Eighteen-year-old Shmuel and seventeen-year-old Chayke were together with their two-year-old brother Itzik and together they managed to get through the selection. "Be a father to the children," Menachem asked of his son Shmuel before he was deported with Zeitel and the rest of the children to their deaths. From the large family only three remained – Shmuel, Chayke and Itzik.
Shmuel took it upon himself to fulfil his father's parting request. He took care of both his siblings and even managed to save his baby brother from the infamous "Children's Aktion" that took place in the ghetto. Still, the task of saving the boy became a formidable task as survival in the ghetto at all became increasingly difficult.
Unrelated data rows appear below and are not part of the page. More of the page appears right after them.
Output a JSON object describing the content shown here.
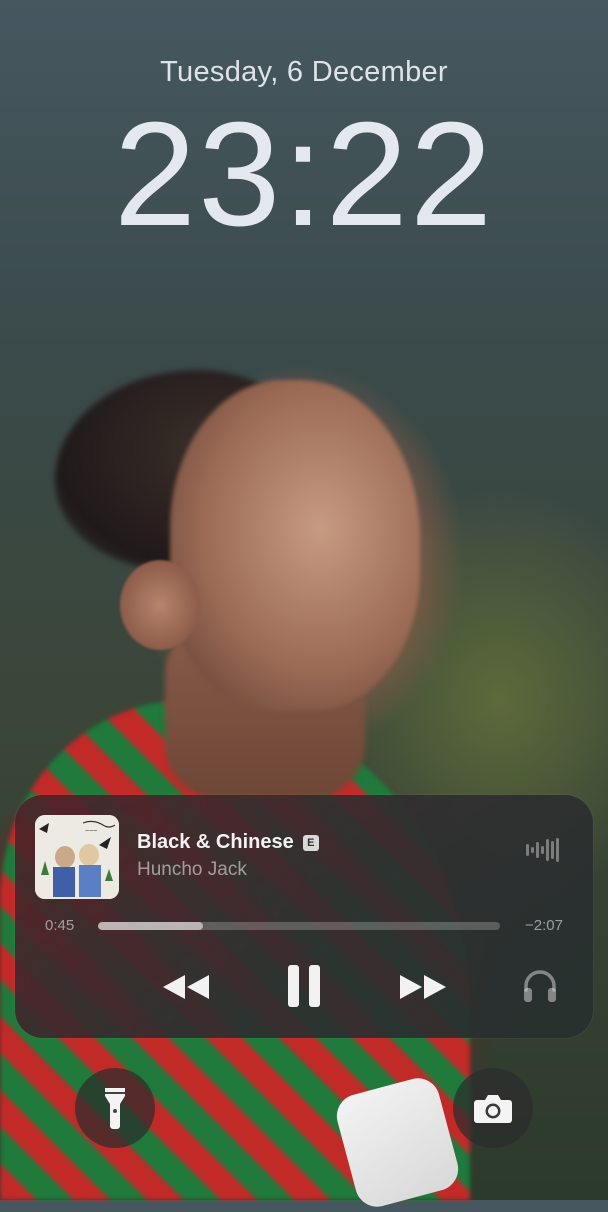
{
  "lockscreen": {
    "date": "Tuesday, 6 December",
    "time": "23:22"
  },
  "now_playing": {
    "title": "Black & Chinese",
    "explicit_badge": "E",
    "artist": "Huncho Jack",
    "elapsed": "0:45",
    "remaining": "−2:07",
    "progress_fraction": 0.26,
    "controls": [
      "rewind-icon",
      "pause-icon",
      "fast-forward-icon",
      "airpods-headphones-icon",
      "waveform-icon"
    ]
  },
  "quick_actions": [
    "flashlight-icon",
    "camera-icon"
  ],
  "colors": {
    "jersey_red": "#c22a28",
    "jersey_green": "#1f7a3b",
    "text": "#f2f2f2"
  }
}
Finally, encouraged by his sister Chayke and his uncle, Rabbi Shmuel Marok, Shmuel decided to escape the ghetto to the forests, hoping that in this way perhaps a remnant of the large family would survive:
"During our Sabbath meal, a partisan’s courier arrived with a note saying, 'At nightfall leave the ghetto by way of the fence next to the Christian cemetery and spend the night there.' I recited the Sabbath afternoon prayer, I washed in a tub and changed my clothes, and then my sister surprised me, bringing me my most valuable shirt and showing me that she had embroidered the "Tablets of the Law" on it, and within them the initials of my name. She helped me dress with tears in her eyes and said:
'The two Tablets of the Law will be close to your heart… you’re joining the Red Partisans who are fighting religion as well.' Chayke was very worried and said, 'This will be a talisman, so that you won't be influenced by the anti-religious propaganda that you'll be exposed to.' I left the ghetto with a pistol in one pocket and my Tefillin [phylacteries] in the other."
Shmuel never took the shirt off during the time that he fought as a partisan in the Kazlų Rūda forest.
He saw his siblings one last time when he returned to the ghetto while on a partisan mission. Ultimately, Chayke and Itzik were murdered and Shmuel was the sole survivor of his family.
After the war Shmuel immigrated to Eretz Israel (Mandatory Palestine), joined the Haganah and fought in the battles for Jerusalem during the War of Independence. He changed his surname to Ben Menachem (son of Menachem), after his father.
At his wedding ceremony, he wore the shirt that Chayke had given him under his dress shirt. When his sons married, they wore it too.
"…when Yad Vashem – the Artifacts Department – asked for it [the shirt] I was very ambivalent. Maybe I should keep it wrapped in paper in a box in my cupboard… On Wednesday 4 June 2008 they are come to pick it up. As I prepare to part with it I remember the beautiful tear-filled eyes of my sister Chayke of blessed memory, who dressed me in the shirt."